Karşılık gözetmeden yapılan her iyiliğin, her hayrın ve güzelliğin başı Allah sevgisidir. Dünya ve ahirette sonsuz mutluluk ve nimetler Allah’ın kullarına olan sevgisindendir. Bizimde Allah’ı, (Bütün varlık alemini Yaratanı) sevmemiz, O’nu bilmeye ve tanımaya bağlıdır. Çünkü insan, ancak bildiğini ve tanıdığını sever.
Alemlerin Rabbi odur, bütün alemi yaratan, yaşatan, gücü her şeye yeten O’dur. O’ndan başka yaratıcı yoktur. O her şeyi gören ve bilendir. Yerde ve göklerde O’ndan gizli hiçbir şey yoktur. Her şey ona malumdur her an gören ve işitendir. Hatta gönüllerde saklı olan şeyleri dahi bilir. Rahman’dır, Rahim’dir, insanlara ve bütün canlılara sonsuz şefkat ve merhamet sahibidir. İnsanları yarattıktan sonra, öldürüp tekrar diriltecek olan o’dur. Yasaklarından (yanlışlardan) sakınan doğru iş yapanları, cennetine ve cennetin sonsuz nimetleri ile mükâfatlandıracak olan O’dur.
Kâinatta olan her şeyi, güneşi, ayı, denizleri, nehirleri, bütün hayvanatı, ağaç ve bitkileri, taşı, toprağı, gördüğümüz her şeyi insanoğlunun hizmetine veren ve emrine amade kılan O’dur. Karşılığında emrimize verdiği her şeyi ihtiycımız kadar kullanmak ve hiçbir varlığa zarar vermemektir.
En üstün yaratık olan insandaki akıl ve yetenekleri veren O’dur. Bunun için insanoğlu yalnız O’na ibadet etmeli ve her şeyden daha çok, O’nu sevmeli nankörlük etmemelidir. Peygamberin hayatını inceleyenler Allah’ı sevmede de O’na güvenip dayanmada örnek alınacak insan, odur.

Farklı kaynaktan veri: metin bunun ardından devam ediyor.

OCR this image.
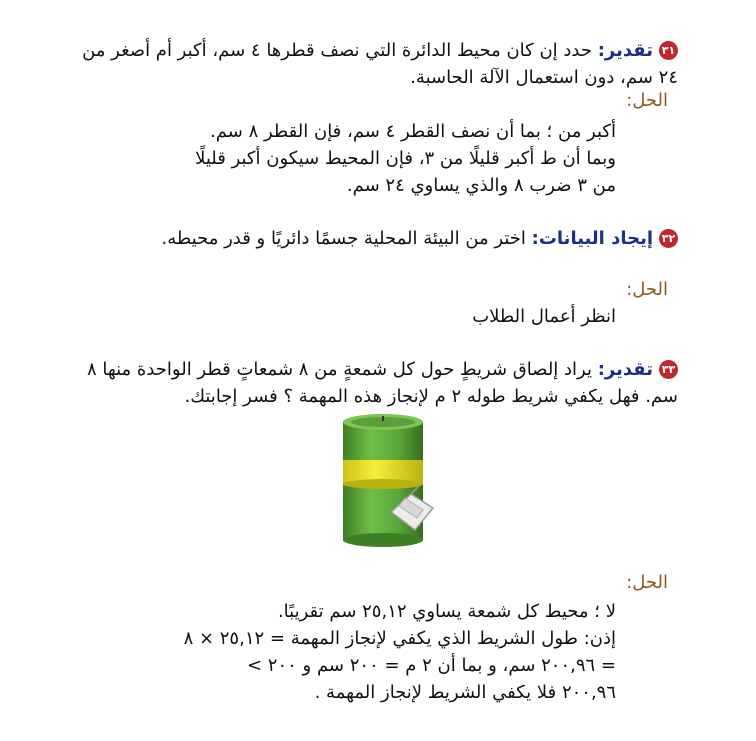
٣١تقدير: حدد إن كان محيط الدائرة التي نصف قطرها ٤ سم، أكبر أم أصغر من ٢٤ سم، دون استعمال الآلة الحاسبة.
الحل:
أكبر من ؛ بما أن نصف القطر ٤ سم، فإن القطر ٨ سم.
وبما أن ط أكبر قليلًا من ٣، فإن المحيط سيكون أكبر قليلًا
من ٣ ضرب ٨ والذي يساوي ٢٤ سم.
٣٢إيجاد البيانات: اختر من البيئة المحلية جسمًا دائريًا و قدر محيطه.
الحل:
انظر أعمال الطلاب
٣٣تقدير: يراد إلصاق شريطٍ حول كل شمعةٍ من ٨ شمعاتٍ قطر الواحدة منها ٨ سم. فهل يكفي شريط طوله ٢ م لإنجاز هذه المهمة ؟ فسر إجابتك.
الحل:
لا ؛ محيط كل شمعة يساوي ٢٥,١٢ سم تقريبًا.
إذن: طول الشريط الذي يكفي لإنجاز المهمة = ٢٥,١٢ × ٨
= ٢٠٠,٩٦ سم، و بما أن ٢ م = ٢٠٠ سم و ٢٠٠ >
٢٠٠,٩٦ فلا يكفي الشريط لإنجاز المهمة .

Allah sevgisini kalplerimize öyle yerleştirmeliyiz ki bütün sevgilerden ve bütün nimetlerden onun sevgisini üstün tutmalı, her ne iş yaparsak, yaptığımız işi sorgulamalı Alemlerin Rabbinin bu işten memnun olup olmayacağını düşünmeliyiz.

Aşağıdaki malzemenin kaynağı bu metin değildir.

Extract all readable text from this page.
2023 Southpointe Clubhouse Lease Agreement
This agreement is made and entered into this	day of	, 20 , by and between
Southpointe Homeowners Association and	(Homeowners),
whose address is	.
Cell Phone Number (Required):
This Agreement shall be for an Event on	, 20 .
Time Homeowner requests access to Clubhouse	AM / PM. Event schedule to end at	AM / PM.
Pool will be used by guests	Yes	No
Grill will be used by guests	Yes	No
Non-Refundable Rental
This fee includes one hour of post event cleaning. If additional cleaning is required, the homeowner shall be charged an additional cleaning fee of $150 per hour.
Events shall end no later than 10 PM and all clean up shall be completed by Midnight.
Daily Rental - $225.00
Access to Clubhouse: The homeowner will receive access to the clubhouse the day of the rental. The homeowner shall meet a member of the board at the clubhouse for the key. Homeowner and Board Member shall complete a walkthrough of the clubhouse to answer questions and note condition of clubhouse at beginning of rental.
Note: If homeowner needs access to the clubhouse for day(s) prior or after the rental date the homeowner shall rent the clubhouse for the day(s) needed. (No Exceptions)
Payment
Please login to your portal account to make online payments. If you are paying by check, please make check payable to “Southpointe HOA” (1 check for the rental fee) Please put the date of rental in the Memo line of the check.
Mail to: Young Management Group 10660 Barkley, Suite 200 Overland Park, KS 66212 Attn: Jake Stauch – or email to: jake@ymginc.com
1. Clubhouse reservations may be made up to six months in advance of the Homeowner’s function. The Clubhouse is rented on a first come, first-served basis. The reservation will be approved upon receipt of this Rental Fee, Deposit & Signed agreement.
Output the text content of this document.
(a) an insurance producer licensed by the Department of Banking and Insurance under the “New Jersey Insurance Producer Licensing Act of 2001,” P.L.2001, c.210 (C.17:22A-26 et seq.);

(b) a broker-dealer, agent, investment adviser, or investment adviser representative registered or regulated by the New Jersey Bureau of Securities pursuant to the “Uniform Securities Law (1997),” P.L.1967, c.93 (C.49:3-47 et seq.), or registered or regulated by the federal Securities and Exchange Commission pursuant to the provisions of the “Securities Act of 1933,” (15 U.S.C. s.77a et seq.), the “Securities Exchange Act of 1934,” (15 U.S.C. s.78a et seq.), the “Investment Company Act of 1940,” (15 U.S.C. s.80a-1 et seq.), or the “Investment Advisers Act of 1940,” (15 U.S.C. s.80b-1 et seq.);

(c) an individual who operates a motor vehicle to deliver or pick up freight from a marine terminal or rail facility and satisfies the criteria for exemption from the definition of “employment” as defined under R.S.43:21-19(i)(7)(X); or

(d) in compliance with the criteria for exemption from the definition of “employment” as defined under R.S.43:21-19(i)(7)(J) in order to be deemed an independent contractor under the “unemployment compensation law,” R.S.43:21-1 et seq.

Peygamberimiz “Dâvud (as.)’un duasını şöyle bildirir: “Allah’ım, senden senin sevgini ve seni sevenleri sevmeyi ve senin sevgine beni ulaştıracak amelleri dilerim. Allah’ım, senin sevgini, nefsimden çoluk çocuğumdan ve soğuk sudan daha sevgili kıl.”

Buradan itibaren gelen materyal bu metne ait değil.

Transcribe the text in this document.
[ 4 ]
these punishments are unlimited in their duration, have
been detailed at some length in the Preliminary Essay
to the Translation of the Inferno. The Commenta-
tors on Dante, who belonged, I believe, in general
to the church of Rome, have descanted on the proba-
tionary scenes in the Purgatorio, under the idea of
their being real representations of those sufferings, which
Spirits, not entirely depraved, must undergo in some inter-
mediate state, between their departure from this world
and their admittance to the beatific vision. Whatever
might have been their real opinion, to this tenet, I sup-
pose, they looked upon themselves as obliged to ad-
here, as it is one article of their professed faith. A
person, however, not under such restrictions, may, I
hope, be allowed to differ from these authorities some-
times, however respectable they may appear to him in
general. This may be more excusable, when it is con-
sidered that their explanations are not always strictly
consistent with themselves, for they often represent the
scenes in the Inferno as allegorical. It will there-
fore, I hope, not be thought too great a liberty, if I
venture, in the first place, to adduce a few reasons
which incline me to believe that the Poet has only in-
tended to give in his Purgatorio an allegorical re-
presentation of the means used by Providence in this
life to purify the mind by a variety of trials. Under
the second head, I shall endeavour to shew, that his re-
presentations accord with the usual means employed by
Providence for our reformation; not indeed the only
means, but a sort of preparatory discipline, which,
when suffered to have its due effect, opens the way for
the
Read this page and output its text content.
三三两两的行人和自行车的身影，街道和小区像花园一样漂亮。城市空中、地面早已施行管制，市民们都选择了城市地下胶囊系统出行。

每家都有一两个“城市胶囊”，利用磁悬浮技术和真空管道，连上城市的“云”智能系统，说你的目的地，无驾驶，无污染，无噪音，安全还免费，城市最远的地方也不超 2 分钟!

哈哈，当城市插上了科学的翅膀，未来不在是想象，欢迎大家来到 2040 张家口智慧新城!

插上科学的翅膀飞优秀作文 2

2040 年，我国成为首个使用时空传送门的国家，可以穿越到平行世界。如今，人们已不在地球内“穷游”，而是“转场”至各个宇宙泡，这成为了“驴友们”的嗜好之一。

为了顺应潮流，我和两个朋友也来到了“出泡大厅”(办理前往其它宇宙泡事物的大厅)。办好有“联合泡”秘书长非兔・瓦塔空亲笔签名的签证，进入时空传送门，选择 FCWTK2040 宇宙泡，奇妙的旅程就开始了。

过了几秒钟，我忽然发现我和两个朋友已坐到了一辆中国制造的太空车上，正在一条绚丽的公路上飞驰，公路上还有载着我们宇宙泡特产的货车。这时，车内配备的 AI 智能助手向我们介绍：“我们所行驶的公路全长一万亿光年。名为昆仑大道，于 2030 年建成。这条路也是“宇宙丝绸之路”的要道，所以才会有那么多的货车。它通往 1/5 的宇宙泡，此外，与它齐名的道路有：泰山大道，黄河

Ahmet Serdaroğlu, İhya’u Ulûmi’d-Dîn Tercümesi, İstanbul, 1975; c. IV, s. 537
Tirmizî, Dâvud, 73.
Peygamberimizin gece namazında ayakları şişinceye kadar ayakta durduğunu görenler —Ey Allah’ın Resûlü, yüce Allah seni doğruluğa ulaştırmış, bağışlamışken bu kadar zahmete neden katlanıyorsunuz? Dediklerinde, O:
—Niçin Allah’a şükreden onunla beraber olan bir kul olmayayım? Diye cevap veriyordu, Rabbi’ne şöyle yalvarırdı:
“Allah’ım, hamd sana mahsustur. Göklerin ve yerin yaratanı sensin, Varlık alemi seninle, senin emrinle ayakta durmaktadır. Göklerdeki ve yerdekilerin Rabbi sensin, sen haksın, va’din haktır, sözün hak, sana kavuşmak hak-tır. Allah’ım, ben sana teslim oldum, sana inandım, sana güvendim, sana sığınıyorum. Sana güvenerek mücadele ediyorum. Düşmanımla aramızda ancak senin hakemliğine baş vurdum. Benim gerek evvelce işlediğim ve gerekse bundan sonra işlemem muhtemel bulunan günahlarımla, gizli ve aşikar yaptıklarımı bağışla. Benim İlâhım sensin, senden başka hiçbir ilâh yoktur.’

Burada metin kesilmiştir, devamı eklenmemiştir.